A broad-spectrum pesticide is a powerful pesticide that targets entire groups or species of organisms that are commonly harmful to plants. Another name for a broad-spectrum pesticide is a non-selective pesticide. Broad-spectrum pesticides are used when many different species of organisms are causing harm or when the specific organism causing harm is unknown. In order to kill or manage such a large variety of organisms, most broad-spectrum pesticides are designed to target a system that is common in many organisms, such as the nervous system or muscular system.
Types Of Pesticides:
Broad-Spectrum Pesticides- pesticides that kill a variety of organisms, including some that are beneficial, in addition to the target pest.

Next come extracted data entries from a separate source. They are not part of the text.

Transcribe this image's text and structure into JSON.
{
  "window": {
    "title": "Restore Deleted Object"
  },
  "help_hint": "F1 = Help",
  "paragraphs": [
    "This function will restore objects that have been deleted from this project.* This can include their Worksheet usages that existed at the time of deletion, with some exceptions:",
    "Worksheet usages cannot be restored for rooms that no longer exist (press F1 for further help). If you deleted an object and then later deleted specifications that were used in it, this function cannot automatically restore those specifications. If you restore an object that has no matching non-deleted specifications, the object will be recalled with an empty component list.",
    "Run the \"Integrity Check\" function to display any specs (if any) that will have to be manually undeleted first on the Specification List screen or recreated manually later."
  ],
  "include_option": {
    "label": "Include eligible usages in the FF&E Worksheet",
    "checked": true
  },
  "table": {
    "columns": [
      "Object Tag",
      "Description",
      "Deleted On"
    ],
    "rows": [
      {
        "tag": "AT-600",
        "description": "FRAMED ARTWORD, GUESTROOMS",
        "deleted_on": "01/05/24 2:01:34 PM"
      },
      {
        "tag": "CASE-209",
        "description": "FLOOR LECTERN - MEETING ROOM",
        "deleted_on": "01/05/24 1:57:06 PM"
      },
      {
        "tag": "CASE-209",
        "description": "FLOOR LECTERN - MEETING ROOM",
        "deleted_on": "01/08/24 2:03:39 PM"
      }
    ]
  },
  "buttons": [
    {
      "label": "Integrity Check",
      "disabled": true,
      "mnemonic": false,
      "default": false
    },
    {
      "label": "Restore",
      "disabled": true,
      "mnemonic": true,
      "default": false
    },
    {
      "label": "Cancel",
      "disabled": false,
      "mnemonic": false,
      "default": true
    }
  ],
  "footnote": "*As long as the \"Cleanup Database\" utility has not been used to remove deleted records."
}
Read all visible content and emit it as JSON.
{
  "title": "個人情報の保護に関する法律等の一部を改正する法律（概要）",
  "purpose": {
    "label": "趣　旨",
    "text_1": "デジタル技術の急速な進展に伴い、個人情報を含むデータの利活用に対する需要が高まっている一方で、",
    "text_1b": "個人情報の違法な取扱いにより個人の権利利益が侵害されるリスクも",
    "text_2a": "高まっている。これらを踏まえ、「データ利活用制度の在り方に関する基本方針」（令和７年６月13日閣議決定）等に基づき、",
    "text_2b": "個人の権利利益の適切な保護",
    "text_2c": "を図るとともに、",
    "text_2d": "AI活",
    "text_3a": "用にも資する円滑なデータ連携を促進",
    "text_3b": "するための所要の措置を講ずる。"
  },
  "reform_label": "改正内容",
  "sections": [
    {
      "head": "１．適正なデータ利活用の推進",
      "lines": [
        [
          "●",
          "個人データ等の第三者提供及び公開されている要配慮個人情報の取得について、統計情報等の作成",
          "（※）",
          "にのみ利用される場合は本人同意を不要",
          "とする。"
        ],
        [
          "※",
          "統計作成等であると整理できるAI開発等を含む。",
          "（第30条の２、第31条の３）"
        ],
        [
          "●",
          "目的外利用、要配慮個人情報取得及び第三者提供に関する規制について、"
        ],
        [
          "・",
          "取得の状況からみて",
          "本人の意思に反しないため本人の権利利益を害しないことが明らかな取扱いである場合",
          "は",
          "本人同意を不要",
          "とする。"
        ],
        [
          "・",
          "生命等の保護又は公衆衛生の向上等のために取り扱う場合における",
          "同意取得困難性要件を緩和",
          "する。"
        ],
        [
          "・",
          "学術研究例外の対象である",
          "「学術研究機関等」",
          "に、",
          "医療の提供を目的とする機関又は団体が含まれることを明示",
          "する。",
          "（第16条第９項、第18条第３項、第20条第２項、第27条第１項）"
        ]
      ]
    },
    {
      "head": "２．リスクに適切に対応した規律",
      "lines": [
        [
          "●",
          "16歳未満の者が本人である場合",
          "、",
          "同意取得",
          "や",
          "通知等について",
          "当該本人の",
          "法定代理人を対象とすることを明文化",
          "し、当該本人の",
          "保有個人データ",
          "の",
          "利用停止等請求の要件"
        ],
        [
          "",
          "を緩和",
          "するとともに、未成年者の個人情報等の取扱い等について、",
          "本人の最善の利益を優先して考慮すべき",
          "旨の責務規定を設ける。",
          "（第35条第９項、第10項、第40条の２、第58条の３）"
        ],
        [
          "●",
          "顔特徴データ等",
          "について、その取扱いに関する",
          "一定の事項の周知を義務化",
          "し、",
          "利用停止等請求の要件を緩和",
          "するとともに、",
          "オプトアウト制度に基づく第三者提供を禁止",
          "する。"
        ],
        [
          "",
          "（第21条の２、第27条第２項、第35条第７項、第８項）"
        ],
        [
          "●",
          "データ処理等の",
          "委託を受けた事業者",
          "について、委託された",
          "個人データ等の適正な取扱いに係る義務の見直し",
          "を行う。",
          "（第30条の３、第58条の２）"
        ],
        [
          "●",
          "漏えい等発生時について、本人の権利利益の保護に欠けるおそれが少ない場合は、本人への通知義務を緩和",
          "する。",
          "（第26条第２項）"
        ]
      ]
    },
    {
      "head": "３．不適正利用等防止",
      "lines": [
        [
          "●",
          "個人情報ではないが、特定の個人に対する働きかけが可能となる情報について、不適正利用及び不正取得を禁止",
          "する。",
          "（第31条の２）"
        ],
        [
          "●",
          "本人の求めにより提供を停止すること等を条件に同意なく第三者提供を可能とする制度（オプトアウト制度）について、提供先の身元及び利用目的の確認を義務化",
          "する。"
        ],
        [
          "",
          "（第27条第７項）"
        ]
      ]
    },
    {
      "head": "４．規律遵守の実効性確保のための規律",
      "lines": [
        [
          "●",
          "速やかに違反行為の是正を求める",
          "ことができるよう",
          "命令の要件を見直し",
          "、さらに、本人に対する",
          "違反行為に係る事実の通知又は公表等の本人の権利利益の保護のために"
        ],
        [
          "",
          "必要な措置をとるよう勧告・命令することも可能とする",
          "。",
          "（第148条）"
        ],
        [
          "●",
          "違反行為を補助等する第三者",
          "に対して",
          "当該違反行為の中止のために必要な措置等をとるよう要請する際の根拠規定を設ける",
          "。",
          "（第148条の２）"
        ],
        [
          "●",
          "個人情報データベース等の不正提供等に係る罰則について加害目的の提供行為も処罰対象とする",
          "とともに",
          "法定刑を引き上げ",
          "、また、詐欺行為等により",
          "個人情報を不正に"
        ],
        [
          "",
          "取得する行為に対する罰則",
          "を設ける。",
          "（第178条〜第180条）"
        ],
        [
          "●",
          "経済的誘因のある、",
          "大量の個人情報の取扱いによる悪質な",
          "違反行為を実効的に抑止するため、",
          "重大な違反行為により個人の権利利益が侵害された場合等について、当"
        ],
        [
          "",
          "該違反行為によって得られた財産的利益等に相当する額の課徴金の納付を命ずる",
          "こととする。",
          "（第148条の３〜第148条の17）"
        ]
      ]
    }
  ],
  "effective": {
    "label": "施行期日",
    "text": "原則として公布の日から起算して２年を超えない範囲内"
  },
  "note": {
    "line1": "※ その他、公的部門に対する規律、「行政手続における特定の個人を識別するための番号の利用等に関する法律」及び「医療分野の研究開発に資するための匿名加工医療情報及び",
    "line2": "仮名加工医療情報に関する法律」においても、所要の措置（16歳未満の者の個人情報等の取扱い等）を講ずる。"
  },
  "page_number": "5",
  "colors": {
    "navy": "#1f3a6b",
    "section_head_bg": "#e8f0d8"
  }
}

Narrow-Spectrum Pesticides-pesticides that only kill the organism for which it was intended to and not any other organisms.
- Narrow-spectrum pesticides are more ideal than broad-spectrum pesticides because non-target species would not be harmed.
- However, most pesticides are broad-spectrum pesticides.
- Oxamyl- a broad-spectrum pesticide used against insects, mites, ticks, and roundworms. It is applied either directly on plants or on the surface of the soil. Oxmyl is used for crops, vegetables, fruits, and ornamental plants.
- Carbaryl- first introduced in 1956, it was the first carbamate to be successful in the insecticide industry. Currently it is the most used pesticide in the world. It is mostly used on the lawn and garden. It is used for fruit, vegetables, cotton, and other crops.
- Terbacil- an herbicide used to control weeds and perennial grasses in sugarcane, apples, alfalfa, peaches, mints, and pecans. It works by interfering with the plants ability to perform photosynthesis. Terbacil is applied to the soil.